Ultimately, I am tired of being seen only as a hollow representative of a larger racial group and being used as such in the reactions to these hate crimes. My main source of unity with other Asian Americans is that I am instantly recognizable as an outsider who will never quite belong in white America. This otherness, perceptible in a millisecond, leaves Asians vulnerable to acts of racism. After all, prejudice comes out of ignorance and a tendency to flatten real people into stereotypes without nuance.
Oftentimes there is no hate behind these actions.
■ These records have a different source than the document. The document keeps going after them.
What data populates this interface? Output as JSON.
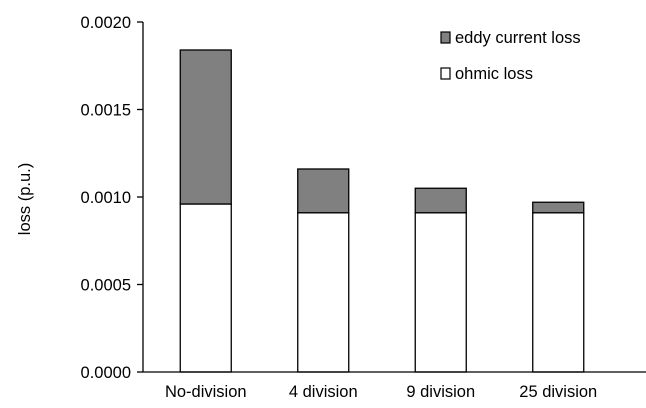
{
  "chart_data": {
    "type": "bar",
    "stacked": true,
    "categories": [
      "No-division",
      "4 division",
      "9 division",
      "25 division"
    ],
    "series": [
      {
        "name": "ohmic loss",
        "color": "#ffffff",
        "values": [
          0.00096,
          0.00091,
          0.00091,
          0.00091
        ]
      },
      {
        "name": "eddy current loss",
        "color": "#808080",
        "values": [
          0.00088,
          0.00025,
          0.00014,
          6e-05
        ]
      }
    ],
    "ylabel": "loss (p.u.)",
    "xlabel": "",
    "title": "",
    "ylim": [
      0,
      0.002
    ],
    "yticks": [
      "0.0000",
      "0.0005",
      "0.0010",
      "0.0015",
      "0.0020"
    ],
    "ytick_values": [
      0,
      0.0005,
      0.001,
      0.0015,
      0.002
    ],
    "grid": false,
    "legend": {
      "placement": "top-right",
      "entries": [
        "eddy current loss",
        "ohmic loss"
      ]
    }
  }
}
When people presume my last name is “Kim” or “Wang” based on my appearance, they don’t mean any harm. I am also sure no one means to offend when they implicitly treat Asian Americans as one uniform coalition in the wake of these attacks. However, the desire for simplicity and neat categorization which motivates both of these phenomena can contribute to the same cycle of ignorance. Both are reminders of my otherness and of the fact that in many ways my Asian identity is defined in opposition to whiteness; so long as I do not fit in, I am presumed to be like all of the others who don’t fit in either.
I would like to believe that some formula to end racism exists and that we could prevent all of these hateful acts if only we could all say the right things. Unfortunately, nothing about the current rise in crimes against Asian Americans is simple. There is no one correct way to react and implying that one exists reveals a deep misunderstanding of the problem. Addressing the “AAPI community” might make for a more concise social media post, but I hope that raising awareness for Asian Americans does not come at the expense of recognizing us, first and foremost, as people.
Alexandra D. Min ’24 is a Crimson Editorial editor in Leverett House.